Há, porém, quem veja nos tempos difíceis oportunidades de aprendizado. É o caso do paulista Raphael Xavier Costa, 32, de Guarulhos (SP), há quatro meses em BH com a companheira, a chilena Mara Revveco, 30. O casal, que faz performances artísticas com bolhas de sabão, veio direto para ficar hospedado na Casa Circo Gamarra.

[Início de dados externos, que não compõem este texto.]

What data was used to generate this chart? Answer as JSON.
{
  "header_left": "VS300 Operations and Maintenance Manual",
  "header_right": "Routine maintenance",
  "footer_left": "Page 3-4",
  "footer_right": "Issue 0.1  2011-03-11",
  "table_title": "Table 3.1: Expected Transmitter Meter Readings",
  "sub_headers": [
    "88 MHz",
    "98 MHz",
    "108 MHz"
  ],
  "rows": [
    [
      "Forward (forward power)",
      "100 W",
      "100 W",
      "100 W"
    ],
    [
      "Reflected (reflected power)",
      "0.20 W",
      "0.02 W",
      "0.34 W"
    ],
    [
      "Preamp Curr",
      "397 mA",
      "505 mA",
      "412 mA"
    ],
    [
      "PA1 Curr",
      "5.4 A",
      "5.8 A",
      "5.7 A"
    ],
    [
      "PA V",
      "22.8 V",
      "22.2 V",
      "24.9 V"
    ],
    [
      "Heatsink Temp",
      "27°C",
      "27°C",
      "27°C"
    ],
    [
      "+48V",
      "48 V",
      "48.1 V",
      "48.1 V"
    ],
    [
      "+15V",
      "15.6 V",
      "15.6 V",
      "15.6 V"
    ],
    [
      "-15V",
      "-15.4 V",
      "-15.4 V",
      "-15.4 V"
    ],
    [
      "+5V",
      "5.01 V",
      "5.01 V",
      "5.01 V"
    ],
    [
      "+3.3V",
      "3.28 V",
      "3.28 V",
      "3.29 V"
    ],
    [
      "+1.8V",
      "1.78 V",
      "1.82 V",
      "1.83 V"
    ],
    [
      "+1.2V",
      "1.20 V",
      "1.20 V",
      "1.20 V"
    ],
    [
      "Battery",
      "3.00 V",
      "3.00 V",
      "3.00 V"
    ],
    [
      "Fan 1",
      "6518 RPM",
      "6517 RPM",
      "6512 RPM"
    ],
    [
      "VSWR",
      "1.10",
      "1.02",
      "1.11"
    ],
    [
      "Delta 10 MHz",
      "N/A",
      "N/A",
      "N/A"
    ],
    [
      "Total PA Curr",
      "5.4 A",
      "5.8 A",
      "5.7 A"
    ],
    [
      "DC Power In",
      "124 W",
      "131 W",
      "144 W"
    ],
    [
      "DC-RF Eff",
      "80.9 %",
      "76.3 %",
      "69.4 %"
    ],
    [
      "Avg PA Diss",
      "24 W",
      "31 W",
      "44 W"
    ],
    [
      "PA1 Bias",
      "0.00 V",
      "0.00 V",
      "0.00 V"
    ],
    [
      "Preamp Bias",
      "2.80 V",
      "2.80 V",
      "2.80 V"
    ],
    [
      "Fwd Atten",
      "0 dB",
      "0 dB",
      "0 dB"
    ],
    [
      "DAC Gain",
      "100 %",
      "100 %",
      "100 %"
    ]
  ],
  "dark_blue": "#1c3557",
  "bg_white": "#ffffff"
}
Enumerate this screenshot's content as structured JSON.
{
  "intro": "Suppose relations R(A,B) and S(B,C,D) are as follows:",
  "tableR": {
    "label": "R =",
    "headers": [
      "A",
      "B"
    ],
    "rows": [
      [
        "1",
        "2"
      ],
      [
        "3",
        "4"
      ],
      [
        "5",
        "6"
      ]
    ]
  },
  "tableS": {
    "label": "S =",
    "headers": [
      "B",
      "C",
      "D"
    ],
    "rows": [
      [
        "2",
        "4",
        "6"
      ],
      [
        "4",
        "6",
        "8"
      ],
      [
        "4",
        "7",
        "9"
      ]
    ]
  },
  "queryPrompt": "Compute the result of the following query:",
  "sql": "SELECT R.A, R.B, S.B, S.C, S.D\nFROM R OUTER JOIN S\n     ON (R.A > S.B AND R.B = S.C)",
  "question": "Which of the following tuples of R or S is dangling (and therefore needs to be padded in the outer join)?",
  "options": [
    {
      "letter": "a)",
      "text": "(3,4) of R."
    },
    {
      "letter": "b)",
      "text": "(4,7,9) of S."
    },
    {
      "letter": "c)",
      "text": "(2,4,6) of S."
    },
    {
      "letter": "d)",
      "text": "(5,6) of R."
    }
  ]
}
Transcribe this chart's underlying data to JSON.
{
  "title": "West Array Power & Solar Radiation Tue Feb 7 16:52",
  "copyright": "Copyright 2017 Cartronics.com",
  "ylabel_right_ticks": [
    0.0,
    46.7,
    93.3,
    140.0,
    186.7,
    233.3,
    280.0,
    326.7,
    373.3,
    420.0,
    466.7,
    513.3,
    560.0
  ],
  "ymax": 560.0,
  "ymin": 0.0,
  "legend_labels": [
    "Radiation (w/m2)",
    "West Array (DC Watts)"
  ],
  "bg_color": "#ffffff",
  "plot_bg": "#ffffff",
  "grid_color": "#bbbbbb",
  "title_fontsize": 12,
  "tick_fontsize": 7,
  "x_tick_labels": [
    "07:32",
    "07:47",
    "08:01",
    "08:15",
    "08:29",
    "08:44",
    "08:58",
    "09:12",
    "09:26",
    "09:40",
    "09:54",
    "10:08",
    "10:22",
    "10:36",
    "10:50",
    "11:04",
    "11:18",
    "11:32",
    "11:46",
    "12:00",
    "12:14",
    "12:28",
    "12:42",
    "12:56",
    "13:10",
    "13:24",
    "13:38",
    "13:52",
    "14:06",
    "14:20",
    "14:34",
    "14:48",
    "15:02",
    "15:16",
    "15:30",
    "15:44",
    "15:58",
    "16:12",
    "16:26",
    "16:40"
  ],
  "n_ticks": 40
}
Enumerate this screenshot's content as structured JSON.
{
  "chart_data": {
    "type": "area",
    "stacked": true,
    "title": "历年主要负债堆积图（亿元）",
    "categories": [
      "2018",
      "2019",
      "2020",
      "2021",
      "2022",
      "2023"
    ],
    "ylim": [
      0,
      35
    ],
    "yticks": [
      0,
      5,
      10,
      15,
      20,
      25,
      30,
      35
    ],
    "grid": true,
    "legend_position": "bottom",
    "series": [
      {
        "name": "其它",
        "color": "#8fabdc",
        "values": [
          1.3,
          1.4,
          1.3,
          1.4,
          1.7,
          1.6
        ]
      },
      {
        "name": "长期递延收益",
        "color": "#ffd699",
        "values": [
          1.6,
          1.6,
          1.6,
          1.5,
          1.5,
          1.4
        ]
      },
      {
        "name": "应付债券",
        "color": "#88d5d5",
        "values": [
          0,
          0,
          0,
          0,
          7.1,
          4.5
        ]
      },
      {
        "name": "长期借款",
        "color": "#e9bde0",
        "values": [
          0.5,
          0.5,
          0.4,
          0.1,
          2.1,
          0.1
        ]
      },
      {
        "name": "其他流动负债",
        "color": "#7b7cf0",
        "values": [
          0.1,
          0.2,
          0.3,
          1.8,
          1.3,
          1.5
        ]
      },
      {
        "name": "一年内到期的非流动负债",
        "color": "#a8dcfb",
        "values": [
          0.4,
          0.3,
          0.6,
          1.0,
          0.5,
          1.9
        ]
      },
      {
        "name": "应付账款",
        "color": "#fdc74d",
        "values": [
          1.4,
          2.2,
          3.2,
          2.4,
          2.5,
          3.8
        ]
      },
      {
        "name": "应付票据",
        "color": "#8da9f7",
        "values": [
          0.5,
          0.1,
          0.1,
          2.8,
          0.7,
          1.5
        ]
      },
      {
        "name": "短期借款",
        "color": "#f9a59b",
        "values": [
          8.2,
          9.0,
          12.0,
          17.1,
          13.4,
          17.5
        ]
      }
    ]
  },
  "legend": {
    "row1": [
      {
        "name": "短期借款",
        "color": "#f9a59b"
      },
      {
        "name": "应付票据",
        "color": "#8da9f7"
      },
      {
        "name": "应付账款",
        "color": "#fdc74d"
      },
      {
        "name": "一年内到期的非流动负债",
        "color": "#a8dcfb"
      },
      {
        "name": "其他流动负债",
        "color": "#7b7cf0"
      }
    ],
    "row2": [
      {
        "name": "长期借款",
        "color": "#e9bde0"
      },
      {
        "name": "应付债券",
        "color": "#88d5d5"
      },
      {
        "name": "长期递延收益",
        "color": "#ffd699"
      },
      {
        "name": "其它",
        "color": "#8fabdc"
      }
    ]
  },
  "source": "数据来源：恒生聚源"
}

"Um amigo tinha passado por BH e comentou dessa casa. Essa autogestão, essa troca de experiências, a coisa de você mesmo se cobrar, de ter espaço na casa e pessoas para ensinar novas habilidades. Tudo que tinha planejado na minha cabeça estou conseguindo fomentar", diz Raphael, que se preparava para ajudar o amigo, Vini (aquele que se acidentou na mal sucedida tentativa de escalada), em um compromisso externo.

Para subsistir com o espaço e continuar trabalhando, Gamarra, como a maioria dos artistas, se inscreveu em dois projetos de lei de incentivo à cultura para apresentações virtuais. "Comparar a rua e o virtual é como comparar cavalo e bicicleta. Os dois servem para o mesmo fim, mas são completamente diferentes. O virtual não tem isso, mas tem a superação da dificuldade, que é uma coisa do palhaço, que eu também gosto."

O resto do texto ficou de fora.